Energy trust plans gain momentum as community leaders seek to address fuel poverty

Proposals for an “energy trust” to address fuel poverty in Shetland are gaining momentum after community leaders agreed to seek information on its establishment.

The Association of Shetland Community Councils discussed the idea on Tuesday night – where the need for action was widely recognised.

Gulberwick, Quarff and Cunningsburgh Community Council’s Colin Clark raised the idea, having heard it discussed by the SNP’s election candidate Tom Wills.

“I know he came second,” Mr Clark said.

“But I think a good idea should still be investigated.”

Mr Clark also said Bryan Leask,  vice chairman of the Shetland Fuel Poverty Action Group, had been “banging the drum” on the issue.

“I would just like to know what’s happening,” he said.

“There’s been some really good suggests for an energy trust to be set up and I think that would be the key to get things going.”

Mr Clark suggested the ASCC should seek to find out more information and look into how such a trust could be developed.

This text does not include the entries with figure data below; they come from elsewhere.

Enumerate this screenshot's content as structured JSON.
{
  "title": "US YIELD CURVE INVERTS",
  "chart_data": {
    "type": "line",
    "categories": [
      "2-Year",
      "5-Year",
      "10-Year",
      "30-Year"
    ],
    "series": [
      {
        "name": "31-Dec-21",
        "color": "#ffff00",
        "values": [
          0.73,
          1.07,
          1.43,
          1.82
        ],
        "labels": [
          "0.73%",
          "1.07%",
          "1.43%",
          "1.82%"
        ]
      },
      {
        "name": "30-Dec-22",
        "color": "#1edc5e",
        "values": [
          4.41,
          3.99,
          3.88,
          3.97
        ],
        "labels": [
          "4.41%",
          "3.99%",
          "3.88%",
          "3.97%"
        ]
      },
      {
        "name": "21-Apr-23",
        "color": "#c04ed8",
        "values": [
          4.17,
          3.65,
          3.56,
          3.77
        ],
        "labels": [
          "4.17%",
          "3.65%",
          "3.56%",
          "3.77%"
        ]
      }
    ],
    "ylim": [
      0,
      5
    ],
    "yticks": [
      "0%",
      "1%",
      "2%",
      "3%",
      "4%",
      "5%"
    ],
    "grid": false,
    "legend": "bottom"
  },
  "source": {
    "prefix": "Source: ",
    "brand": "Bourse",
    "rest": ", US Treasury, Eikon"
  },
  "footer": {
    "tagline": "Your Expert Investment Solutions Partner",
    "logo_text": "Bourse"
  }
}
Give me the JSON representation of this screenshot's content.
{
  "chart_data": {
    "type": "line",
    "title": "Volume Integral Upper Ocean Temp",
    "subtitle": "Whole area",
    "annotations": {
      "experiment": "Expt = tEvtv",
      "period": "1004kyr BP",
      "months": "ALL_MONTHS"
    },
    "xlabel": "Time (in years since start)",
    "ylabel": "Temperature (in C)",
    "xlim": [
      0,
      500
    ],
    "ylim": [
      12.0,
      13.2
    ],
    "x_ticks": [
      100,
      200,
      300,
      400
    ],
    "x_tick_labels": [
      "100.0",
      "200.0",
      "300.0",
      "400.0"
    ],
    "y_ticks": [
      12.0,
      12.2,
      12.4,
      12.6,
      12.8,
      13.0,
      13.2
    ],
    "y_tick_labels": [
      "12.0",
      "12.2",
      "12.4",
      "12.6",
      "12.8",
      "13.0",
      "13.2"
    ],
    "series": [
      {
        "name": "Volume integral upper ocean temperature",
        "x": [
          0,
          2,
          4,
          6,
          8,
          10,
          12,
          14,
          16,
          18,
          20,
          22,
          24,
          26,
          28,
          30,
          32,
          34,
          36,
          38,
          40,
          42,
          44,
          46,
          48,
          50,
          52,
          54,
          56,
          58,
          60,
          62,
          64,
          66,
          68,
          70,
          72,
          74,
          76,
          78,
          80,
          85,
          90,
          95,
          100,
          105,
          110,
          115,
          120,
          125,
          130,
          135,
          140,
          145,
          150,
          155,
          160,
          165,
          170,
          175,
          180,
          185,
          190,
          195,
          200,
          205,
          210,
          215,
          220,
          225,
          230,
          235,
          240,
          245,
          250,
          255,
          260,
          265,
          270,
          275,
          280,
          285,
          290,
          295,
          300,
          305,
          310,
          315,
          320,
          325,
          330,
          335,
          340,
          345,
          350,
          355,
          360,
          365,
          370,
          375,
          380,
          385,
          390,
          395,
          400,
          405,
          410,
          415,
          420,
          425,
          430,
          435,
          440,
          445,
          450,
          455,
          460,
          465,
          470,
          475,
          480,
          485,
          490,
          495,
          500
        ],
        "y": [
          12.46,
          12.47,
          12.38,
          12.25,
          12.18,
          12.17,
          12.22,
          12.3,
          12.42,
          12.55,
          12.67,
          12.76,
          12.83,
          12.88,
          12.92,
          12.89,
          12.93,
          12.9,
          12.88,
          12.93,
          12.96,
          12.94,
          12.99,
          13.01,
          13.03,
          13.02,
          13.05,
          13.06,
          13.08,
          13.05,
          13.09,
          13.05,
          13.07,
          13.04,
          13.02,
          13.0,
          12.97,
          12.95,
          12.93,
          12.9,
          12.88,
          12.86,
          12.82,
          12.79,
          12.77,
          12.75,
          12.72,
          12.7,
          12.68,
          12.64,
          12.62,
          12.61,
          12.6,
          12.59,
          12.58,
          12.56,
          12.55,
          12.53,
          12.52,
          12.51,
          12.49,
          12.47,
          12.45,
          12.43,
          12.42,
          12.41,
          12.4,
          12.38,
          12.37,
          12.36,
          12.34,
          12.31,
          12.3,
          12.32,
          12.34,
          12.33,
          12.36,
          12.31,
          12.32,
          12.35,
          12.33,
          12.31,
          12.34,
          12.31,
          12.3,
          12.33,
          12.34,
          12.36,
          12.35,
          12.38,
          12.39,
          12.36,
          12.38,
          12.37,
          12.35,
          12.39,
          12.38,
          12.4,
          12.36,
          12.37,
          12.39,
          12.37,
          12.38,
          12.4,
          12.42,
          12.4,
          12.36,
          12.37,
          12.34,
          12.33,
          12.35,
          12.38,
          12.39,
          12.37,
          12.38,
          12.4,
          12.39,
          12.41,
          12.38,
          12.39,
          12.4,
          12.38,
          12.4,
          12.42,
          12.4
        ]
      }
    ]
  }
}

“A lot of people are speaking about it, but electricity prices are still hiking up,” he said.

“One in three are in fuel poverty, one in five are in extreme fuel poverty and I think that’s rising because the cost of living is going up.

“So I think something needs to be done and I think we should be either supporting Bryan [Leask] or making inquiries to the SIC to find out what’s actually happen.”

Lerwick Community Council’s Gary Robinson suggested Shetland Charitable Trust might be the the best organisation to tackle fuel poverty, rather than establishing another trust.

He noted one of the SCT’s stated aims was already to tackle poverty.

The ASCC agreed to invite to its next meeting in September Mr Leask, an SCT representative and someone to speak about setting up an energy trust. 

Speaking after the meeting, Mr Wills said he was pleased Mr Clark had taken the initiative, with his backing.

“Nobody should have to struggle to heat their home, and certainly not in one of the most energy-rich communities in the world. 

“It’s encouraging to see more folk taking this issue on.”